Die Energiebilanz bei einer chemischen Reaktion ist zwar konstant (das hast du sicher damit gemeint), nicht jedoch die freigesetzte Wärme. Das ist ja nur eine von mehreren möglichen Energieformen. Ein variabler Teil der freiwerdenden Energie wird in vielen Organismen zur oxidativen Phosphorylierung verwendet (bleibt also im Endeffekt „chemisch“), der ebenso variable Rest wird tatsächlich als Wärme frei. Warum variabel?

Es sind sowohl bei Tieren als auch Pflanzen Proteine bekannt, sog. UCP (uncoupling proteins) bzw. Thermogenine, die einen Kurzschluss des Protonengradienten an der Atmungskette bewirken und somit den Anteil der freigesetzten thermischen Energie beachtlich steigern und im Gegenzug den Anteil der ATP-Produktion entsprechend drosseln können. Die Wärmeproduktion unterliegt also oft durchaus einer Regulation. Viele Organismen können quasi in einem gewissen Rahmen entscheiden, in welche Form die freiwerdende Energie der energieleifernden Reaktion tendenziell vermehrt umgewandelt werden soll.

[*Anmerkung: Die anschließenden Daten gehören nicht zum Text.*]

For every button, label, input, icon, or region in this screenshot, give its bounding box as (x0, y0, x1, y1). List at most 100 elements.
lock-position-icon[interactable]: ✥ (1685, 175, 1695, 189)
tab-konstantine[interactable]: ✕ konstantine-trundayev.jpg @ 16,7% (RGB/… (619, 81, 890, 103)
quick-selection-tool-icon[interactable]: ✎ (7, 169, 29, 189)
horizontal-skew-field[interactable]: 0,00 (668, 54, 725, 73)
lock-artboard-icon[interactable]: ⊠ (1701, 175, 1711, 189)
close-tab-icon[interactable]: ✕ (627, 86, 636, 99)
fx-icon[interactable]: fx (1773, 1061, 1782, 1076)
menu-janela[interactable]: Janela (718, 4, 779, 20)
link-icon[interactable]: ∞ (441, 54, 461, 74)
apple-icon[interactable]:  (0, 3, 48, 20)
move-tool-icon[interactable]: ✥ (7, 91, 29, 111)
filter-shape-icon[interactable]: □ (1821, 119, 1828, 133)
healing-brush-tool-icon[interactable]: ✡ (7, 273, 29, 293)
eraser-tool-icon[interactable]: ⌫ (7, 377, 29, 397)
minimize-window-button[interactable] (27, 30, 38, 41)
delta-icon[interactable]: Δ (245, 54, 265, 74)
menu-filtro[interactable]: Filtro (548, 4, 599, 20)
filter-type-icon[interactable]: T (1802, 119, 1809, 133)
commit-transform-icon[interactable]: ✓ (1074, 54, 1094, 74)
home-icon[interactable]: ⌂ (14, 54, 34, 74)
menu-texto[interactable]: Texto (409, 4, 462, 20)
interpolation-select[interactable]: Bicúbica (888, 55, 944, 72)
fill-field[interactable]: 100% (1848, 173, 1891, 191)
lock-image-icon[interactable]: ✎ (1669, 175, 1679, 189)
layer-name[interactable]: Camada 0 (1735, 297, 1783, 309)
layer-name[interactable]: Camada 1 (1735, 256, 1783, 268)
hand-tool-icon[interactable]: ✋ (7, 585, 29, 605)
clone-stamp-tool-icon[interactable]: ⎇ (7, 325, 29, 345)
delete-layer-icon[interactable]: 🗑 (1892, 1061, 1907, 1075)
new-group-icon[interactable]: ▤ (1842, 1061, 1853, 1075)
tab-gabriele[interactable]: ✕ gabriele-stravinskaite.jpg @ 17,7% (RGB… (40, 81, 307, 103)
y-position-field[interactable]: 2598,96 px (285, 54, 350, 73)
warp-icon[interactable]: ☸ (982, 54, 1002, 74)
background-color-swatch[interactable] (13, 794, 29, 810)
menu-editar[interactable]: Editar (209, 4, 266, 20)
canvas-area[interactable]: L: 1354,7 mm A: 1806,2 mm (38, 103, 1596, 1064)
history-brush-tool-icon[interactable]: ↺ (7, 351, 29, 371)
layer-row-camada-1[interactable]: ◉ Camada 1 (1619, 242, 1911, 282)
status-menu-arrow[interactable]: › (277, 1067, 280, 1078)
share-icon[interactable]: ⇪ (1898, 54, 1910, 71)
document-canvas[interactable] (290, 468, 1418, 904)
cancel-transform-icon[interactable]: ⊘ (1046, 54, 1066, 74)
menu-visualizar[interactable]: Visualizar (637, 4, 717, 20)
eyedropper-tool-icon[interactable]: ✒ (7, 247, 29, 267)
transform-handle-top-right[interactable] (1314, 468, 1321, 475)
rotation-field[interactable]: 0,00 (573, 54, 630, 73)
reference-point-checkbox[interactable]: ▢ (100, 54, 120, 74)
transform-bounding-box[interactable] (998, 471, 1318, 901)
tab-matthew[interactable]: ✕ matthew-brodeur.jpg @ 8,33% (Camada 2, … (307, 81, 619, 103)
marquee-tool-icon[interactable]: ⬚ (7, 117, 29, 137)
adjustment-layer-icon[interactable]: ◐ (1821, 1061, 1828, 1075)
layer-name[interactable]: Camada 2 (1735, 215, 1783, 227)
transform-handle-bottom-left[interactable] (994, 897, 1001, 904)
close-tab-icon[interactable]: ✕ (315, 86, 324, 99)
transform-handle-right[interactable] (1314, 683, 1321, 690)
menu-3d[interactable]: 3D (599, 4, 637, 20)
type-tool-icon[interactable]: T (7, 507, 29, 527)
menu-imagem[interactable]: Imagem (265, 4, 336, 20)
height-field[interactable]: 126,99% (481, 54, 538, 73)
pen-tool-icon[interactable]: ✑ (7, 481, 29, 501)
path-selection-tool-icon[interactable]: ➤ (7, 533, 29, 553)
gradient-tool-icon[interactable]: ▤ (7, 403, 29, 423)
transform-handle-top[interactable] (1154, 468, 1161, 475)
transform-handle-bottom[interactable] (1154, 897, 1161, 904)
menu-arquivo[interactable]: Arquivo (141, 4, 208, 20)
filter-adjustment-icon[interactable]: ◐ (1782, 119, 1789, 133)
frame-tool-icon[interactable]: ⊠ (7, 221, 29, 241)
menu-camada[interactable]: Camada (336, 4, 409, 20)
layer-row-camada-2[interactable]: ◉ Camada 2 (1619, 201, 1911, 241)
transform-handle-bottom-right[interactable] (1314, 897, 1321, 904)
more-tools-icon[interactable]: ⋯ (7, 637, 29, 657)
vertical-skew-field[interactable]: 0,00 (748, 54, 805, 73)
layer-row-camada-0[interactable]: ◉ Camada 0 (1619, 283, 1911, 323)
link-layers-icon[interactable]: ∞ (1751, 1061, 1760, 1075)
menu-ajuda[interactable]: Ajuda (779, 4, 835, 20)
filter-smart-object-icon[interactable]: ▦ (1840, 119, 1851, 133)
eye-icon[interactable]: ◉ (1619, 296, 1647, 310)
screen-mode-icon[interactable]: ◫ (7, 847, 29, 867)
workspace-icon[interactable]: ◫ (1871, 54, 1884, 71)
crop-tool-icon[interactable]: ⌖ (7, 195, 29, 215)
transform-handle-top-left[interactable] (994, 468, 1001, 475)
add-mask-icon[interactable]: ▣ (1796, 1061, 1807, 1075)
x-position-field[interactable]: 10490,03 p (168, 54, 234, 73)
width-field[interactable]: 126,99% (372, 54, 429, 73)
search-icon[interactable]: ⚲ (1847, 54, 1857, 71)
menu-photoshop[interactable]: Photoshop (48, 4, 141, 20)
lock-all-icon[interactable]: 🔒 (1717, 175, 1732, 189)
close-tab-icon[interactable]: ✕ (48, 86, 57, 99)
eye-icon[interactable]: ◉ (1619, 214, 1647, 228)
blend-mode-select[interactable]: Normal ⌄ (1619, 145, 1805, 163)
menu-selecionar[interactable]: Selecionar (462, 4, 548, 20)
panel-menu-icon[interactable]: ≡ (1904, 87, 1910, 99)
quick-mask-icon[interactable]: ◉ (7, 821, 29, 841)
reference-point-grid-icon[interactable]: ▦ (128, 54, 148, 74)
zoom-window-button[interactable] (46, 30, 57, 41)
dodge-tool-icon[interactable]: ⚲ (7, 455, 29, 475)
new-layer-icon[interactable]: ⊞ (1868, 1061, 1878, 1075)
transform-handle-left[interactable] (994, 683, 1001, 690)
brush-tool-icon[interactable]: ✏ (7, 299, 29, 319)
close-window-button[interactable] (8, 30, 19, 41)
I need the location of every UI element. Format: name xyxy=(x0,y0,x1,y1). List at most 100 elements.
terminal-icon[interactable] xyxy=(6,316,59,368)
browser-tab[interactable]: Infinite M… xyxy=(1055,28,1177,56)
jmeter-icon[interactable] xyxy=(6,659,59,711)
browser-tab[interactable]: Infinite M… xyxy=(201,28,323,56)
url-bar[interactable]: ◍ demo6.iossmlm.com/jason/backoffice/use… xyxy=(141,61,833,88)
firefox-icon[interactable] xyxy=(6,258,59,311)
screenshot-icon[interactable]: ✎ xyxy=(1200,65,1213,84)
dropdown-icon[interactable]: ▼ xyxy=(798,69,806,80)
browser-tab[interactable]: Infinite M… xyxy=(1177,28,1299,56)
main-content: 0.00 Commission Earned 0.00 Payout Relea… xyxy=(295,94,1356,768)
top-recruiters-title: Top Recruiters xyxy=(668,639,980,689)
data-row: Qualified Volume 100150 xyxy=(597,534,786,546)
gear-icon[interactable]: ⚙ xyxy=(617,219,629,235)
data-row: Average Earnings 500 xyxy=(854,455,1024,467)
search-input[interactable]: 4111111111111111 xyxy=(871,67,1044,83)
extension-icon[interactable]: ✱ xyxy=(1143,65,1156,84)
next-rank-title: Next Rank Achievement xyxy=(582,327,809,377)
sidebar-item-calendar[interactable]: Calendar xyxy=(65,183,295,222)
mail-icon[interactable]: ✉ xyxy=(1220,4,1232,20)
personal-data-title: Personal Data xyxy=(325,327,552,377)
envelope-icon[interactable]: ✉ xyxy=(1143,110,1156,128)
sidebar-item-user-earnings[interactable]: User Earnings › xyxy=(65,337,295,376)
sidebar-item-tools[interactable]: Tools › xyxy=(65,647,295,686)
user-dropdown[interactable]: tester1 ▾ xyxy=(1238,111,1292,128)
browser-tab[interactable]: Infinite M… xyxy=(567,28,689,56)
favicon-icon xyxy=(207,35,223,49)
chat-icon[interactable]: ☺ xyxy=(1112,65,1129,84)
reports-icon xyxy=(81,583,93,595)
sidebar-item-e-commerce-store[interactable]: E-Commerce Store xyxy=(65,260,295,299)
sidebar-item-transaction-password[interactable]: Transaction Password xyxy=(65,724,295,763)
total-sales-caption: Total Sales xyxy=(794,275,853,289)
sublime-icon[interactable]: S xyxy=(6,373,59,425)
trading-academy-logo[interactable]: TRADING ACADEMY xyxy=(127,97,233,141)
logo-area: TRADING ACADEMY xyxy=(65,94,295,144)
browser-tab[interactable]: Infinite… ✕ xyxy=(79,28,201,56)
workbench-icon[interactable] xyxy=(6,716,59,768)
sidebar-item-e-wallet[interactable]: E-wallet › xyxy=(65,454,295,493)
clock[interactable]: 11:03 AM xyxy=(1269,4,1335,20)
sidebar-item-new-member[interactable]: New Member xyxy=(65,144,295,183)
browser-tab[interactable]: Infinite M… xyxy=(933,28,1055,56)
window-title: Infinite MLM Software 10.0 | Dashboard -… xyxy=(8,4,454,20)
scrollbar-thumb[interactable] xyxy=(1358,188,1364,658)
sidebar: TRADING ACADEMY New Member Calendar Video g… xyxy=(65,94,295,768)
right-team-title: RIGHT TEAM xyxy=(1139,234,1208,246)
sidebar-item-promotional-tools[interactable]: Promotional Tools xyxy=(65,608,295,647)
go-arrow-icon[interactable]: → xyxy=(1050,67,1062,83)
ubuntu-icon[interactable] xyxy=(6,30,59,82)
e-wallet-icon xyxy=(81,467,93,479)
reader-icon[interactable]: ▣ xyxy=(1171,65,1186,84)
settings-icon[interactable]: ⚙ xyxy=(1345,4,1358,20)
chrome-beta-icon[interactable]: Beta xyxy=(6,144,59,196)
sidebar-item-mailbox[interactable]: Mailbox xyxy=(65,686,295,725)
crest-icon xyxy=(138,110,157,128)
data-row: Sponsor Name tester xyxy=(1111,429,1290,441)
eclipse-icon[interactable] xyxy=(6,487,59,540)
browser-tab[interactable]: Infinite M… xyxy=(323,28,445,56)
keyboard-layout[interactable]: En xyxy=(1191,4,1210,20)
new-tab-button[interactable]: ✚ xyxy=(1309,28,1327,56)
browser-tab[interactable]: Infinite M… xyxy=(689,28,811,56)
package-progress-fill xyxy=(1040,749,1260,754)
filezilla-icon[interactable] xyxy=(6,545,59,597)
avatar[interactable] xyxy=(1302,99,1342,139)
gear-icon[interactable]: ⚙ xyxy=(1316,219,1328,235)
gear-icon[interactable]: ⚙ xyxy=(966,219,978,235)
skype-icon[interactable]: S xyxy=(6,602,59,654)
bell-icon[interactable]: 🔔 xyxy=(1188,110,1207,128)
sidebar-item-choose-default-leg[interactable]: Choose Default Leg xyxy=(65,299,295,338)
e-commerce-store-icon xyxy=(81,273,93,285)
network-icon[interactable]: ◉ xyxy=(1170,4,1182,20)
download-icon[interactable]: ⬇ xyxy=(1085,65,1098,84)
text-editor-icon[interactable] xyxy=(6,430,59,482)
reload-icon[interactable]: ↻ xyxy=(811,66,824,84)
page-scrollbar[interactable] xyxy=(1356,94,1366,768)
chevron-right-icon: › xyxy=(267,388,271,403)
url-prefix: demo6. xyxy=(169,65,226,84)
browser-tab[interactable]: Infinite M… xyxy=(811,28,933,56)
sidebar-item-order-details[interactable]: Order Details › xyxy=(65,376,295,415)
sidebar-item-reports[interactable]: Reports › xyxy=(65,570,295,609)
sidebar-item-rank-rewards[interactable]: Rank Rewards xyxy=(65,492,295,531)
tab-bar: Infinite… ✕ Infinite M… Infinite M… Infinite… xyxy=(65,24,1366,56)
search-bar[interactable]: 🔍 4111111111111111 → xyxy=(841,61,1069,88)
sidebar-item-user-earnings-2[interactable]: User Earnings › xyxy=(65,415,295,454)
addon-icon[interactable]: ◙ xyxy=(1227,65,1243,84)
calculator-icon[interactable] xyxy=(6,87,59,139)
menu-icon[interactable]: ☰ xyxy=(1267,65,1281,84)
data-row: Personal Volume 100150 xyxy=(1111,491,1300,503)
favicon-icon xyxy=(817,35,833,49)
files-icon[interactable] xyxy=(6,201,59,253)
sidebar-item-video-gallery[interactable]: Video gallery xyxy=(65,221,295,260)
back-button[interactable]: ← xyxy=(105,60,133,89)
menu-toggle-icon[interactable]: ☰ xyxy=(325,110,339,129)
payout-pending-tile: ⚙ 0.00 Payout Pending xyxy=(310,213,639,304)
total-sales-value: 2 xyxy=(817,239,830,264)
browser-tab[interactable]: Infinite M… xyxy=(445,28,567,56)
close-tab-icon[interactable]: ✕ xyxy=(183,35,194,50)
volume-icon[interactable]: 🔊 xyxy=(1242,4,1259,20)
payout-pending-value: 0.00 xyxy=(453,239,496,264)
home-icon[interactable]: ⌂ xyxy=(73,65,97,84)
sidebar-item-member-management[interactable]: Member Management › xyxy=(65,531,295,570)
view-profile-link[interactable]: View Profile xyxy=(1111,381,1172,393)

Das ist beispielsweise bei Winterschläfern so, wo von ATP-Produktion auf Wärmeproduktion umgeschaltet wird. Das ist freilich kein ON/OFF-Prozess, sondern wird fein reguliert. So etwas gibt es aber auch beim Menschen, wo bei Säuglingen durch die UCP im braunen Fettgewebe die zitterfreie Wärmeproduktion reguliert wird. Ich will auch die thermogenen Pflanzen nicht vergessen, welche die Temperatur einzelner Pflanzenorgane ganz gezielt hochregulieren können, wie beispielsweise einige Aronstab-Arten. Auch hier spielen neben alternativen Oxidasen UCP eine Rolle.

Die gemeinhin zum besseren Verständnis der Abläufe in den Schulen gelehrte Annahme, dass eine biochemische Reaktion wie beispielsweise die vollständige Glucoseoxidation am Ende ganz statisch immer soundsoviel Reduktionsäquivalente und soundsoviel ATP (und soundsoviel Wärme) bringt, stimmt also nicht ohne Weiteres. Das fällt selbst an vielen Universitäten leider irgendwie gerne mal unter den Tisch, trägt aber auch nicht wirklich zum Verständnis der zu vermittelnden Grundlagen bei.